Mahomet, prophète de l’islam ou prophète d’apocalypse ?
Connaitre l’islam avec Mission Ismérie, par Odon Lafontaine

Mahomet, prophète de l’islam ou prophète d’apocalypse ?
A la suite de nos publications mettant en avant le rôle central de Jésus dans l’islam, particulièrement pour son rôle à la fin des temps pour le jugement de l’humanité, et le travail d’investigation sur La Mecque montrant que c’était Jérusalem qui, au VIIe siècle, selon le texte coranique lui-même, constituait le point focal des premiers musulmans ou proto-musulmans, que peut-on penser alors de Mahomet ? Quel fut son rôle dans les événements qui ont donné naissance à l’islam ?
L’islam le considère bien évidemment comme le dernier de ses prophètes, le « sceau de la prophétie » (islamique), révélant la parole divine incréée (le Coran). Il est le fondateur de l’islam puisque instituant le premier État Islamique à Médine, selon la tradition, et puisque considéré comme le « beau modèle » sur la vie duquel a été développée la charia. Or, historiquement, à bien y regarder, on ne sait que très peu sur lui de source sûre : les textes de tradition musulmane qui le décrivent ainsi sont très tardifs, écrits jusqu’à plusieurs siècles après lui dans le contexte très différent du califat abbasside [1]. Il existe cependant des sources non-musulmanes, très peu connues, que les chercheurs découvrent et étudient de plus en plus ces dernières années. Elles brossent un portrait de Mahomet souvent incompatible avec ce que la tradition dit de lui.
Il est ainsi décrit de l’extérieur comme marchand et chef de guerre, exhortant certains Arabes à la conquête de la terre sainte (et non de La Mecque), terre sainte qui leur reviendrait de plein droit en vertu de la filiation abrahamique que Mahomet leur enseignait [2]. On le décrit aussi comme candidat potentiel à la prophétie juive – c’est-à-dire le prophète précurseur du Messie qu’attendent toujours les Juifs (l’équivalent de Jean le Baptiste pour les chrétiens), celui qui annonce sa venue imminente [3]. Affirmation étonnante, mais pas tant que cela au regard de certaines traditions musulmanes qui font dire à Mahomet « Par celui qui tient mon âme entre ses mains, le retour du Messie Jésus fils de Marie est imminent » [4]. Et l’on retrouve Mahomet dans certaines sources menant des raids en Palestine dans les années 630 [5] alors que la tradition musulmane le décrit comme tournant tous ses efforts vers la prise de La Mecque, 1200 km plus au sud.

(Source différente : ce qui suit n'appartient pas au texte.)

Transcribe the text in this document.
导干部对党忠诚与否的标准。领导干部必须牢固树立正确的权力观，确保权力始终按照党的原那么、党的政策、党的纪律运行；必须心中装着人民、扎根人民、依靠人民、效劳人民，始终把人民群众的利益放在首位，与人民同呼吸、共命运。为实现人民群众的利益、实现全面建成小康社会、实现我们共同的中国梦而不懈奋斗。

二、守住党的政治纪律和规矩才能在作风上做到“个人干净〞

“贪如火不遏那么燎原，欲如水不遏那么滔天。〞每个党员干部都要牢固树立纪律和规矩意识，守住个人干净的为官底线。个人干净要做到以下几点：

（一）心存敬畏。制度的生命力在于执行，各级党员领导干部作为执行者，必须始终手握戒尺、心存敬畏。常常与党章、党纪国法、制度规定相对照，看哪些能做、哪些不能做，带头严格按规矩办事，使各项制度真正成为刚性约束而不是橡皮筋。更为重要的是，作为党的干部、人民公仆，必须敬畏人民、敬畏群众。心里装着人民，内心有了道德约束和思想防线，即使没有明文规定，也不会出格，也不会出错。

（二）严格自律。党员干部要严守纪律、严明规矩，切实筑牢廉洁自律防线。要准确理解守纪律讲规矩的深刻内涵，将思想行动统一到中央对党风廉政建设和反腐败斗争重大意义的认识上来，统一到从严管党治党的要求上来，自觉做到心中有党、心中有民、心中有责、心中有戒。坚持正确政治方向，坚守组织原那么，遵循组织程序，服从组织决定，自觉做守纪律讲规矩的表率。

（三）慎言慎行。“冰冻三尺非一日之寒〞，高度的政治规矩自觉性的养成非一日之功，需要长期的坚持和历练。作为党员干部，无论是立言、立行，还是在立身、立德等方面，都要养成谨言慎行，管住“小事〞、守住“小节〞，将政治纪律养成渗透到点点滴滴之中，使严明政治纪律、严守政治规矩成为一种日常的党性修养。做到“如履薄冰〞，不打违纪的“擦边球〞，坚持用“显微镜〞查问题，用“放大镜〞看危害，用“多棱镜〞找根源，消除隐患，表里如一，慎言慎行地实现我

Dans le contexte général de tension apocalyptique du Proche-Orient du VIIe siècle, si l’on analyse de manière critique ces témoignages et qu’on les croise, entre autres, avec l’analyse du texte coranique, son annonce de l’imminence de la fin des temps et du « Jour du Jugement », le rôle qu’y tient Jérusalem et qu’elle tient toujours dans la tradition musulmane comme lieu du jugement des Nations, on en vient facilement à penser que le « Mahomet de l’Histoire » aurait voulu et tenté de conquérir Jérusalem dans une sorte de projet grandiose de déclenchement de la fin des temps impliquant la redescente de Jésus. Sans doute le relèvement du Temple de Jérusalem que nous évoquions précédemment.
Mahomet aurait donc d’abord été un prophète d’apocalypse. Comment est-il alors devenu celui de l’islam ? Cela aurait-il à voir avec l’échec de son projet apocalyptique ? La réponse dans les prochains numéros…

(miniature persane)
[1] Patricia Crone, « What do we actually know about Mohammed? », openDemocracy, 2008
[2] Chronique du pseudo-Sébéos (voir Robert Hoyland, Seeing Islam as Others saw it, Darwin press, 1997, et Stephen J. Shoemaker, A Prophet has appeared, University of California Press, 2021)
[3] Doctrina Jacobi (cf. Hoyland et Shoemaker, op.cit.)
[4] Sahih al-Bukhari 3448
[5] Chronique de Michel le Syrien et Doctrina Jacobi (cf. Hoyland et Shoemaker, op.cit.)